Mas J. Franklin não queria matar. Não é de sua índole. No fundo, no fundo ele só queria entender porque Tuca tirara a vida do seu filho. Justo seu filho, que sobrevivera nas violentas cadeias paulistas, ser morto por um pé-de-couve na sua terra natal e ainda continuar livre!!!  J. só queria ouvir da boca do assassino, os motivos. Ou quem sabe, queria que ele se ajoelhasse e pedisse perdão. Talvez até chorassem juntos! O que J. não podia entender era a arrogância de Tuca… Não podia aceitar que ele continuasse belo e formoso bebendo as mesmas cachaças, fumando os mesmos baseados, promovendo as mesmas bravatas, ameaçando pessoas, enquanto seu filho, que ele esperou longos anos para trazer de volta, nunca mais voltaria para casa. J. Franklin precisava resolver este conflito. Enquanto interrogava o assassino com a arma apontada para ele, Tuca Maia passou sebo nas canelas e virou a esquina da Artur Ribeiro Guimarães. Em poucos segundos chegou à sua casa como um corisco, debaixo de uma saraivada de balas. A raiva, a magoa, a saudade do filho morto, a tristeza, embaçaram a vista, sacudiram o braço e fizeram J. errar todos os tiros… Tuca Maia, que vive desviando da justiça, conseguiu desviar das balas daquele vulto sombrio.

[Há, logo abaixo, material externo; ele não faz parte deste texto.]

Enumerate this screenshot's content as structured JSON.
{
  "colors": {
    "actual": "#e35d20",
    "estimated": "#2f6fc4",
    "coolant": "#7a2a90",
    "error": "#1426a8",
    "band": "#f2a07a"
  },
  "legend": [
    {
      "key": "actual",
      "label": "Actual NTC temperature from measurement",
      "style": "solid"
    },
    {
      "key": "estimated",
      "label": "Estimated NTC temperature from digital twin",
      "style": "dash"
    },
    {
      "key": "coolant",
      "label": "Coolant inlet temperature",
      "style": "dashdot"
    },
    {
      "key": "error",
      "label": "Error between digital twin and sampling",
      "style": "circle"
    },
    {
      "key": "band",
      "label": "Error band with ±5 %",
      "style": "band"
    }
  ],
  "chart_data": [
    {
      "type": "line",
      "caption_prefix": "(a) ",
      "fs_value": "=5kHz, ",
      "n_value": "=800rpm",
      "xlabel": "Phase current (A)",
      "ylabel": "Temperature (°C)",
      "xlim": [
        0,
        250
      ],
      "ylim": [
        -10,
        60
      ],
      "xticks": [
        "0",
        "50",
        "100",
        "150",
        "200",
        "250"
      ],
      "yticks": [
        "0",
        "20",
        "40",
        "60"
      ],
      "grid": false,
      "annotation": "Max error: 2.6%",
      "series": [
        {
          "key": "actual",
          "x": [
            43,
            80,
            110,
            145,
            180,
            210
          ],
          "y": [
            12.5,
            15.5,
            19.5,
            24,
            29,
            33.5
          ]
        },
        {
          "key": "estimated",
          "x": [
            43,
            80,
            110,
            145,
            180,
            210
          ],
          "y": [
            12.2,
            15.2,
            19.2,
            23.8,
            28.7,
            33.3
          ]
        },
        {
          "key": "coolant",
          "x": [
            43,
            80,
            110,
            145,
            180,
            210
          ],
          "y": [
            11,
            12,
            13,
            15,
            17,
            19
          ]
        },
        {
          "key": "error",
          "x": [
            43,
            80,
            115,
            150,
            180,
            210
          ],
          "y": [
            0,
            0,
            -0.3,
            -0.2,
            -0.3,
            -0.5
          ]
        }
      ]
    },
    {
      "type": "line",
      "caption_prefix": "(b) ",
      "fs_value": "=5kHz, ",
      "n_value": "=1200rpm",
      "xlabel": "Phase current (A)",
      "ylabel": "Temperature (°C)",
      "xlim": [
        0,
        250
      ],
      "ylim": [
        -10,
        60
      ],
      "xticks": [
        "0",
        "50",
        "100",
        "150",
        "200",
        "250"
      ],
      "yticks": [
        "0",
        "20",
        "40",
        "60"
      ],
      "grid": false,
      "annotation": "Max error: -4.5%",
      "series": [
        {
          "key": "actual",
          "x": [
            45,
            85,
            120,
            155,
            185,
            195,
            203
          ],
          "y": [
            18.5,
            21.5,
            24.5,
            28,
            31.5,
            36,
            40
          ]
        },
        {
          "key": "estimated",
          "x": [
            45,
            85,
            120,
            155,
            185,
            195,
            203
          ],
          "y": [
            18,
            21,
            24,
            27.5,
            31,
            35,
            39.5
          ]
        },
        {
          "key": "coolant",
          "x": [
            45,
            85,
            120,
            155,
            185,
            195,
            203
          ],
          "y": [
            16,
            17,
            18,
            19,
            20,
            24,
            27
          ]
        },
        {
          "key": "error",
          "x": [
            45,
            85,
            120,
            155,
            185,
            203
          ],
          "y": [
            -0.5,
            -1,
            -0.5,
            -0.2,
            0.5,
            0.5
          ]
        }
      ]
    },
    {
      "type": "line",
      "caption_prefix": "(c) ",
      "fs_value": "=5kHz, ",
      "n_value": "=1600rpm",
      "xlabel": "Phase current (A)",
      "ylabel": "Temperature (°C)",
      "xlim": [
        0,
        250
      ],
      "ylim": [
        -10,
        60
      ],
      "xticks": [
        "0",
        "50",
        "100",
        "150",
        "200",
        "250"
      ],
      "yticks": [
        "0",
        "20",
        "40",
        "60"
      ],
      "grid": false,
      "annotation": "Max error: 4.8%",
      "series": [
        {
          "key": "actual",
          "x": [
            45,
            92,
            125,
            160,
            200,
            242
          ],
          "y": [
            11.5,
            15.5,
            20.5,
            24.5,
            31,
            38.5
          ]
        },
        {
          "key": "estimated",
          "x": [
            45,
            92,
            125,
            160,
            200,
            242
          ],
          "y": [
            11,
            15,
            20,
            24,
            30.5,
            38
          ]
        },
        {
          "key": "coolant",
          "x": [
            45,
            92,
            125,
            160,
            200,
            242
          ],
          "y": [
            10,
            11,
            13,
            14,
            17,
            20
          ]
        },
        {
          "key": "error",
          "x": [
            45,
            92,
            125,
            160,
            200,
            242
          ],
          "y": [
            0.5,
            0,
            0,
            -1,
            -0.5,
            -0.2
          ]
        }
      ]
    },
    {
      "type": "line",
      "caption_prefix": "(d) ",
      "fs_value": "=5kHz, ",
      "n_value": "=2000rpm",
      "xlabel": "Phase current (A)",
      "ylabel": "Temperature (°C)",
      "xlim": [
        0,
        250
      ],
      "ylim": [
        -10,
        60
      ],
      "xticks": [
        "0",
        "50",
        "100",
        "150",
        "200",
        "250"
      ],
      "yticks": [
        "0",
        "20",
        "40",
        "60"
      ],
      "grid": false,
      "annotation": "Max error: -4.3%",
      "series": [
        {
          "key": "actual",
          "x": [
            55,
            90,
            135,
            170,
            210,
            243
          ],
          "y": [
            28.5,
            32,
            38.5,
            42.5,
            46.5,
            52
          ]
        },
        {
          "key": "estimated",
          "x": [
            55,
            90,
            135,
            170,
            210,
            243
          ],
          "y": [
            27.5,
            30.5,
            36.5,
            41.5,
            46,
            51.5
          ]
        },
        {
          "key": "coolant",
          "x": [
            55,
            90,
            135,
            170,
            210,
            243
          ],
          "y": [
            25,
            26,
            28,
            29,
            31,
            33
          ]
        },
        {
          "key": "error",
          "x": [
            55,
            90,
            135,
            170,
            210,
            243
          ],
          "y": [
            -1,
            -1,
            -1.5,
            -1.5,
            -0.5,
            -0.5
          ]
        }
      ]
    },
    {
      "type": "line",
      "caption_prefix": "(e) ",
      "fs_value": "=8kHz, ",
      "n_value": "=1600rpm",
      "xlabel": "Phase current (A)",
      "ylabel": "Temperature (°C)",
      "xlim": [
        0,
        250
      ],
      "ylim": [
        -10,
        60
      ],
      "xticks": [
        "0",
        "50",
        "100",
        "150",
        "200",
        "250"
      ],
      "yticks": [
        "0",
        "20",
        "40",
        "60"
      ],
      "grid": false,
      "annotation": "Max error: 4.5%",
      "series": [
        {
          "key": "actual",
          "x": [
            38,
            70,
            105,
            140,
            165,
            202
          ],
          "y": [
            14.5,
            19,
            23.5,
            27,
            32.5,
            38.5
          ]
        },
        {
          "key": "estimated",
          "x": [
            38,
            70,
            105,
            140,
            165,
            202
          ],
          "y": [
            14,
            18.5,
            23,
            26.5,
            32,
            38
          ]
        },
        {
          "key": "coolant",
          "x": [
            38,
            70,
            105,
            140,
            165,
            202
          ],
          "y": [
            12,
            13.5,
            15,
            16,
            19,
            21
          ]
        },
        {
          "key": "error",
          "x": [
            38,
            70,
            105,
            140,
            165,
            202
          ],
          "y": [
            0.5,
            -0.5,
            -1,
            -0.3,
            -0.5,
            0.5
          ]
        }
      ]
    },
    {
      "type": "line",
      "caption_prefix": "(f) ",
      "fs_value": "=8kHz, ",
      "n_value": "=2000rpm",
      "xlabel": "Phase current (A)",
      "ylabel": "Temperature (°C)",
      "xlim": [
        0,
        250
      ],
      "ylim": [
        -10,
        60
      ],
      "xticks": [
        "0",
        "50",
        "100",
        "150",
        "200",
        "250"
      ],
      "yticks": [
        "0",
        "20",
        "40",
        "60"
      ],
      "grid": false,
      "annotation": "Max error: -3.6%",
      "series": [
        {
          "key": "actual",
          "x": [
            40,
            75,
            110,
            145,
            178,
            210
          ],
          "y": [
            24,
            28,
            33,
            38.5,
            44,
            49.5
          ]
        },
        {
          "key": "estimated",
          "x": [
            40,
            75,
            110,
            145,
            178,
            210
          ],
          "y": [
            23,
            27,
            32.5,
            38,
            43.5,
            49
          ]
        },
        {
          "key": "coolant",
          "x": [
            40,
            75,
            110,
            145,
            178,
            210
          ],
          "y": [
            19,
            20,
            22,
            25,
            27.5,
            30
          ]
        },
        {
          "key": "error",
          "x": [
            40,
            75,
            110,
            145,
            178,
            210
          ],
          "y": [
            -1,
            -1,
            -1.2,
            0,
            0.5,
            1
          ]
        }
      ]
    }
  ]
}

Perdi o contato com o filho de dona Luzia, Mas soube que ele não perdeu o contato com a delinqüência. Só TCO por agressões e ameaças à cara metade, Ronaldo Belo já assinou mais de 10 nos últimos anos. Embora tenha praticado delitos que, somados, poderiam lhe garantir cana pelo resto da torta vida, ele nunca criou raízes no hotel do contribuinte.

Tuca Maia voltou discretamente à minha pagina policial, nesta quarta feira. Plagiando o velho ditado que diz que “pau que nasce torto nunca se direita”, Tuca Maia chegou em casa no inicio da tarde, chapado ou mamado e desceu o borralho na filha M.G. de Paula. Enquanto podia correr a garotinha de 14 anos foi se refugiar nos braços da mãe que estava trabalhando – alguém nesta casa tem que trabalhar, né – Foi para a escola e somente voltou para casa a noite, quando a poeira parecia ter assentado. Parecia…

Tuca continuava mamado tentando arrancar o couro da filha. O genro Eliton Fernandes dos Santos tentou intervir e também acabou entrando na manguara. Sobrou farpas e espinhos até para cara metade, a inseparável Eliane Aparecida Gomes dos Santos, aquela que mesmo quando todos lhe viraram as costas, continuou levando seus chamegos para ele na prisão. Mesmo na presença dos homens da lei, Tuca Maia continuou ameaçando os familiares. Levado para a DP, o velho meliante de 38 anos, sentou-se mais uma vez ao piano e assinou o 129 e o 147 e foi morar no Hotel do Juquinha. Pelo menos por três ou quatro meses Tuca Maia vai dar uma folga para a família… Graças à intrépida senhora Maria da Penha Maia Fernandes e sua Lei 11.340.